Detect Suspect Database Pages with msdb.dbo.suspect_pages

Storage errors do not always surface as immediate failures. When SQL Server encounters an 823, 824, or 825 error reading or writing a database page, it records the offending page in msdb.dbo.suspect_pages — a system table that accumulates page-level I/O failures across service restarts. Querying this table is the fastest first-pass for any corruption investigation, answering whether bad pages exist and which databases are affected before committing to a full DBCC CHECKDB run.

Purpose and Overview

msdb.dbo.suspect_pages is SQL Server's persistent registry of page-level I/O failures. Unlike an error log entry that requires text parsing, this table exposes structured data: one row per bad page, with the database ID, file ID, page number, error type, cumulative error count, and the timestamp of the last failure. Entries survive SQL Server restarts and accumulate over time, so a page flagged months ago but never repaired remains visible until a DBA explicitly removes the entry or the page is restored.

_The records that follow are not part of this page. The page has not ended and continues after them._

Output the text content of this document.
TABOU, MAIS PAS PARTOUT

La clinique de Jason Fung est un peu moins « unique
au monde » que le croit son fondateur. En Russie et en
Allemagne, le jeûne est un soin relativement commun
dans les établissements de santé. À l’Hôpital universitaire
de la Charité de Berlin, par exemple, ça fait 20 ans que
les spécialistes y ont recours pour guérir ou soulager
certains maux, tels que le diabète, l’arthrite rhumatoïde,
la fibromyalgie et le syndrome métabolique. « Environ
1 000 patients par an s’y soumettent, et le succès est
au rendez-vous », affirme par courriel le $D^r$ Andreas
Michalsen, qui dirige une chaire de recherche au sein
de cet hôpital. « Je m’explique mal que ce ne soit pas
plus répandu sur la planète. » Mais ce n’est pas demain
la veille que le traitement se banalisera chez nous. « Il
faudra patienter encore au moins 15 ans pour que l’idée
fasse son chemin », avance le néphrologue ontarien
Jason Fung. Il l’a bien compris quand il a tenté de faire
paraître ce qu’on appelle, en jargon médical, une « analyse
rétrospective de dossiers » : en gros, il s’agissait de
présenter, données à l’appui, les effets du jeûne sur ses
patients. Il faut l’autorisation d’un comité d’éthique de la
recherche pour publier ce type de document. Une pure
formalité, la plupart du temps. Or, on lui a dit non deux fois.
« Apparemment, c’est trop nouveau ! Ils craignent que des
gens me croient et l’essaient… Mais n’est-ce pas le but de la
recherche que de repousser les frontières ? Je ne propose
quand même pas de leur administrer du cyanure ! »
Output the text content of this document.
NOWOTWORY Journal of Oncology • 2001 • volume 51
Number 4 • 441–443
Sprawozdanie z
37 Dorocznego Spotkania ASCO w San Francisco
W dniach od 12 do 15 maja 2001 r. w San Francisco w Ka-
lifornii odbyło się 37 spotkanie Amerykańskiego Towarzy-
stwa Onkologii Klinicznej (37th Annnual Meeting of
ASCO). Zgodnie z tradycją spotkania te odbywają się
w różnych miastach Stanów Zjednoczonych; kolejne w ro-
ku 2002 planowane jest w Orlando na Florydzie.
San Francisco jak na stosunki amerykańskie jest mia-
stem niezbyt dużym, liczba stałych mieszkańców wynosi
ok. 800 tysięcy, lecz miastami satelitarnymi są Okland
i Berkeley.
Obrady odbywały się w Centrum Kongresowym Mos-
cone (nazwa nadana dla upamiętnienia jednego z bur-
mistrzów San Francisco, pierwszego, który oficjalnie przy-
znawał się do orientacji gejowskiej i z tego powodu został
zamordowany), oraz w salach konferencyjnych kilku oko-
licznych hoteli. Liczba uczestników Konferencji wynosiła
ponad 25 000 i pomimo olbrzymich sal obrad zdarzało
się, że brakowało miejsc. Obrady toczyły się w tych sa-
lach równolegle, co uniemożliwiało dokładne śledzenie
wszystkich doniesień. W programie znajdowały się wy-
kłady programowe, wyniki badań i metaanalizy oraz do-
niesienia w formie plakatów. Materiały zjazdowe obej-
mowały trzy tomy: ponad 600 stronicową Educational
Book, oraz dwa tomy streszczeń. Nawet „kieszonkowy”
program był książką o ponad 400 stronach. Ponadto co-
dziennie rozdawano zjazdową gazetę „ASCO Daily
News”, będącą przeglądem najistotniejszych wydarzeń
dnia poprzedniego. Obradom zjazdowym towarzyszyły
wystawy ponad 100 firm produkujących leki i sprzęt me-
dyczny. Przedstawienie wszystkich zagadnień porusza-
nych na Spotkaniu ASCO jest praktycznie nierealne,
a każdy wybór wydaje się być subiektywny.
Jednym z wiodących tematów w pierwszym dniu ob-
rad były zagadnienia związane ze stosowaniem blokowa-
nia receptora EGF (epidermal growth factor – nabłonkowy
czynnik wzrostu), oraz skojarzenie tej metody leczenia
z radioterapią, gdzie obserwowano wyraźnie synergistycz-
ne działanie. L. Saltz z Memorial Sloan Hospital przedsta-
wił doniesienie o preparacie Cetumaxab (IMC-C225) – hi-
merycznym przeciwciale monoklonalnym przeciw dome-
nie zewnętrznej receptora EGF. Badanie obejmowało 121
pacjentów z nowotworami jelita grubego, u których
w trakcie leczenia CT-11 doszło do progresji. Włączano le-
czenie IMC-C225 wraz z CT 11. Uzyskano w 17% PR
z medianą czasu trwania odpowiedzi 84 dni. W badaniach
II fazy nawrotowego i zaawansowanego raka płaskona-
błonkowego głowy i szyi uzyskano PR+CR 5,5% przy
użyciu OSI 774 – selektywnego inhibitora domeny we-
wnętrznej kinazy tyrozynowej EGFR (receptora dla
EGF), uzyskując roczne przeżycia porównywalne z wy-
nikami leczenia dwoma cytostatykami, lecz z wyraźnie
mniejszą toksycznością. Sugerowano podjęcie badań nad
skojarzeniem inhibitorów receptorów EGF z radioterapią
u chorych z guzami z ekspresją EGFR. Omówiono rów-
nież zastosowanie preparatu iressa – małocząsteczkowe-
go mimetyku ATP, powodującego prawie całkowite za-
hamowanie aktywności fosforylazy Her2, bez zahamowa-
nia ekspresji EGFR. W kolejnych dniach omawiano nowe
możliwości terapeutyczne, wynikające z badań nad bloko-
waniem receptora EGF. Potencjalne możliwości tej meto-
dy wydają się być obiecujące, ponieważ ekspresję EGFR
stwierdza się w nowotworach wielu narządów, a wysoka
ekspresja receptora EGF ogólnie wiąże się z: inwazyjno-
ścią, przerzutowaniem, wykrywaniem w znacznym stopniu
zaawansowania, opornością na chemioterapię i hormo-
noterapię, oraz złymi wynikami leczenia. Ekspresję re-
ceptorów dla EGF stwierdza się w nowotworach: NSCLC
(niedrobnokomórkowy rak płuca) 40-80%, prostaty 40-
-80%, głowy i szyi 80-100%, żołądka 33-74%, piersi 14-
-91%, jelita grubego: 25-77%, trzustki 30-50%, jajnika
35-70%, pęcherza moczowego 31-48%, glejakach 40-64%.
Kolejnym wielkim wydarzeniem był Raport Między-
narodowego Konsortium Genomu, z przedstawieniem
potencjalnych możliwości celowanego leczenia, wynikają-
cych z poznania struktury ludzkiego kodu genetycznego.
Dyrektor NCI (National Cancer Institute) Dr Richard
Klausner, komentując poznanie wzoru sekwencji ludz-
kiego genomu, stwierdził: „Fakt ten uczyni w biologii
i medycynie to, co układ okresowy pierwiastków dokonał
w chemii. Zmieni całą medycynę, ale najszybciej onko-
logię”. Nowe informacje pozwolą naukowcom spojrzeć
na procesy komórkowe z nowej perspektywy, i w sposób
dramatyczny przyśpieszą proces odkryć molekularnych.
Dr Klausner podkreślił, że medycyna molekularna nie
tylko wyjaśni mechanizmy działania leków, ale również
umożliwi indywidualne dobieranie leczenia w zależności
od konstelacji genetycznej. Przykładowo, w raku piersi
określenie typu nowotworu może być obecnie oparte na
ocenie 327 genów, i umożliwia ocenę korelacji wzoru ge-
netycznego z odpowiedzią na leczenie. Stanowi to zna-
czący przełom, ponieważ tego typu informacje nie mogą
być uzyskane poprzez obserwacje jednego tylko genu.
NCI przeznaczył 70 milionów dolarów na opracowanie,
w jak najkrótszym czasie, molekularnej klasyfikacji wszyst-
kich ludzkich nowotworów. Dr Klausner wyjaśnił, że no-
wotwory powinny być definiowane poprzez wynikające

The table captures three classes of physical-integrity errors. Event type 1 covers 823 and 824 errors — OS-level I/O failures and checksum mismatches that do not indicate a torn page specifically. Event types 2 and 3 represent torn pages: rows where the page checksum computed at read time does not match what was written, or where a page header indicates it was only partially flushed to disk. These three types are the active corruption signals; event types 4, 5, and 7 mark pages that have been resolved by a backup restore or a DBCC CHECKDB repair operation.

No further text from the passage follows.